CHICAGO—The immune system cancer known as lymphoma can often be cured, but some types remain stubbornly resistant to treatment. Now researchers have found a drug that appears to help vanquish these lymphomas by targeting their abnormal cell wiring. Tumors shrank in four of 10 advanced lymphoma patients treated with the drug, and one is still in remission more than a year later.
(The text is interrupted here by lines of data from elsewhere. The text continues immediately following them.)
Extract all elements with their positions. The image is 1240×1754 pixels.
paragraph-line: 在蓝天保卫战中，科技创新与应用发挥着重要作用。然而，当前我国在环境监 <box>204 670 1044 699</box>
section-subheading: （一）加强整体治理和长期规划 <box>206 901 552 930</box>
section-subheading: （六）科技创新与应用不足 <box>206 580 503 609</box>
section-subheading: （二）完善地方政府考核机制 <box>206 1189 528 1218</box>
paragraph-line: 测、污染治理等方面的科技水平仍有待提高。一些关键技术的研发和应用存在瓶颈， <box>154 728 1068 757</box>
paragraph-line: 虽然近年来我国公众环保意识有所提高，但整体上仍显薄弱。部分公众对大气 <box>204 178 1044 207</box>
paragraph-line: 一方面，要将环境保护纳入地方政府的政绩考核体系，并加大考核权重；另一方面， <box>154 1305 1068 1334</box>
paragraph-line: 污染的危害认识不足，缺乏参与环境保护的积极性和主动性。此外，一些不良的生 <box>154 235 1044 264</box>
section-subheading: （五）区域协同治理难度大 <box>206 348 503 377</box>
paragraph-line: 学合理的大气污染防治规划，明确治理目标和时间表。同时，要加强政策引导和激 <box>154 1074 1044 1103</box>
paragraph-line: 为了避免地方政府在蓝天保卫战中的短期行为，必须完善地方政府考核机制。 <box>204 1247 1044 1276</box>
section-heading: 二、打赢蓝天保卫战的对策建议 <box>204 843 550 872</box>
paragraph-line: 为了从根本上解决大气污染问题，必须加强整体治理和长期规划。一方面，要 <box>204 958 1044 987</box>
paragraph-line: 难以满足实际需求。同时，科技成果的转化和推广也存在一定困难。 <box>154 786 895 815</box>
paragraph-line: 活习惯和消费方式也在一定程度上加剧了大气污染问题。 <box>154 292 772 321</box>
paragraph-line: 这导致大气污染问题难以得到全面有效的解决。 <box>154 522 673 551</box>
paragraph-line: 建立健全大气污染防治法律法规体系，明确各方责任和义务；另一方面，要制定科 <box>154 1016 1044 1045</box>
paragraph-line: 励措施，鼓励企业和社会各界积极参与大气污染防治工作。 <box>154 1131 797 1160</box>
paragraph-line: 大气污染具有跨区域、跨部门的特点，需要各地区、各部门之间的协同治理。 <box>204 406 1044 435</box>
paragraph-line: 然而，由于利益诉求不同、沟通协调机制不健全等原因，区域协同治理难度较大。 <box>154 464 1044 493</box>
Diffuse large B-cell lymphoma, which involves immune cells called B cells, is one of the more common and dangerous lymphomas. Each year about 23,000 people in the United States are diagnosed with it, and some 10,000 die annually. Over the past decade, cancer biologist Louis Staudt's team at the National Cancer Institute in Bethesda, Maryland, has analyzed patterns of gene activity within the malignant immune cells to break this cancer into subtypes, including one, activated B-cell-like (ABC) diffuse large B-cell lymphoma, that kills 60% of patients within 3 years. By dissecting the roles of different genes and proteins in the lymphoma cells, Staudt and colleagues have uncovered what appears to go wrong in this cancer: Genetic mutations cause B-cell receptors, proteins on the B cell's surface that normally recognize infections, to send signals into the cell that block a self-destruction process that normally helps rid the body of abnormal cells. In lab studies, the lymphoma cells died when treated with an experimental drug called ibrutinib that overrides this anti-suicide signal. The drug blocks a protein called Bruton's tyrosine kinase (BTK) that's part of the B-cell-receptor signaling pathway.
Now in a pilot clinical trial, Staudt's team has found that ibrutinib can help some patients with the ABC lymphoma subtype who had failed other
treatments and were expected to die within months. Of 10 patients who took an ibrutinib pill daily, tumors shrank or disappeared in four. While two
relapsed within a few months, one is still in remission after 16 months. The fourth patient's tumor stabilized enough that he could have all his B
cells wiped out with a chemotherapy drug and replaced with new, noncancerous ones by a bone marrow transplant. Several patients in a larger, ongoing
trial have also responded to the drug, which is being developed by Pharmacyclics Inc. in Sunnyvale, California, and Janssen Research and Development,
LLC, in Horsham, Pennsylvania. (Pharmacyclics is sponsoring the trial.)
Surprisingly, Staudt says, only two of the responding patients in the pilot trial had the expected mutations in the B-cell receptor. That suggests to him that either there are more mutations to be discovered, or else the pathway is overactive for some other reason. For now, what matters "is that there's a new pathway for which there is a targeted therapy in which people are showing remission in a very aggressive lymphoma," says Staudt, who reported on the pilot study here Sunday at the annual meeting of the American Association for Cancer Research. The next step, he says, is to test the drug in combination with conventional chemotherapy.
Oncologist Jonathan Licht of Northwestern University Feinberg School of Medicine in Chicago, Illinois, says targeting the B-cell-receptor pathway could be important not just for lymphoma but for several other cancers for which ibrutinib is also being tested in trials. But one challenge will be to show that the inhibitors are actually blocking the BTK protein and not working through some other mechanism. "It's very promising," he says, "but it remains to be shown whether these drugs are hitting their target."